Write emit_num in our language -- a function that prints an arbitrary i64 as decimal digits into the output buffer:
check(
\\var out_len: i64 = 0;
\\fn emit_byte(b: i64) i64 {
\\ store8(50000 + out_len, b);
\\ out_len = out_len + 1;
\\ return 0;
\\}
\\fn emit_num(n: i64) i64 {
\\ if (n < 0) {
\\ emit_byte(45);
\\ emit_num(0 - n);
\\ return 0;
\\ }
\\ if (n > 9) {
\\ emit_num(n / 10);
\\ }
\\ emit_byte(48 + n - n / 10 * 10);
\\ return 0;
\\}
\\emit_num(12345);
\\out_len
, 5);
Five bytes written: '1', '2', '3', '4', '5'. The function is recursive -- it divides by 10 to get the higher digits first, then emits the remainder. n - n / 10 * 10 is modulo without the % operator (which our language doesn't have, keeping things simple for the self-hosted compiler to handle).
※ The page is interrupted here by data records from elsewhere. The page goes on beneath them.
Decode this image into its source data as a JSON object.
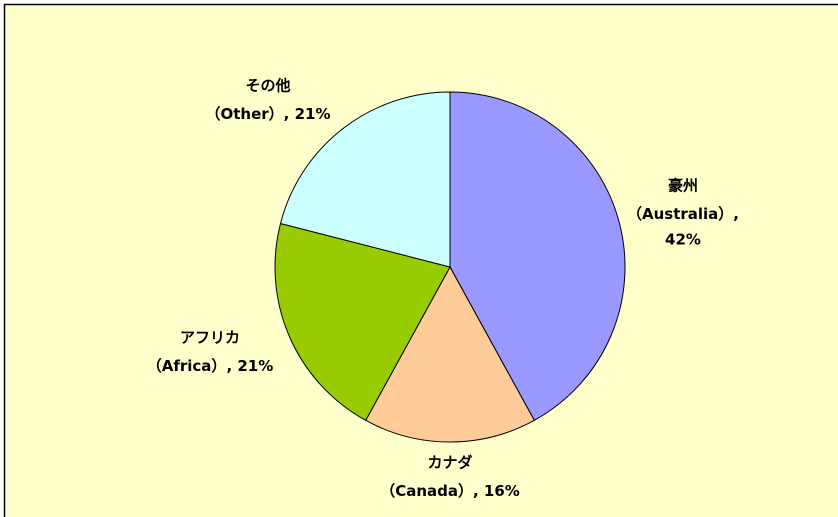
{
  "chart_data": {
    "type": "pie",
    "categories": [
      "豪州",
      "カナダ",
      "アフリカ",
      "その他"
    ],
    "category_notes": [
      "（Australia）",
      "（Canada）",
      "（Africa）",
      "（Other）"
    ],
    "separator": ", ",
    "values": [
      42,
      16,
      21,
      21
    ],
    "value_labels": [
      "42%",
      "16%",
      "21%",
      "21%"
    ],
    "colors": [
      "#9999ff",
      "#ffcc99",
      "#99cc00",
      "#ccffff"
    ],
    "start_angle": 0,
    "direction": "clockwise"
  }
}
That's the last piece of the emit puzzle. emit_byte, emit_s, and emit_num -- in our language -- can write any WAT instruction the compiler produces.
We've crossed a threshold. The language now has everything the compiler needs:
| Compiler needs | Language feature |
|---------------|-----------------|
| Read source bytes | load8(addr) |
| Check character class | cur() >= 48 (is digit?) |
| Compare keywords | streq_mem(word, "var") |
| Write WAT output | emit_byte, emit_s, emit_num |
| Recursive descent | Functions with return |
| Track position | var pos: i64 = 0; |
| Skip/scan blocks | while with brace counting |
Every function in our Zig compiler -- c_factor, c_term, c_expression, c_stmt, c_program -- uses only these features. The translation from Zig to our language is mechanical: change the syntax, replace character literals with ASCII codes, use load8/store8 instead of array indexing.
The self-hosted compiler is within reach. It's a big program -- several hundred lines in our language -- but it's not a fundamentally different program. It's the same compiler we already wrote, in a different language. The one we built.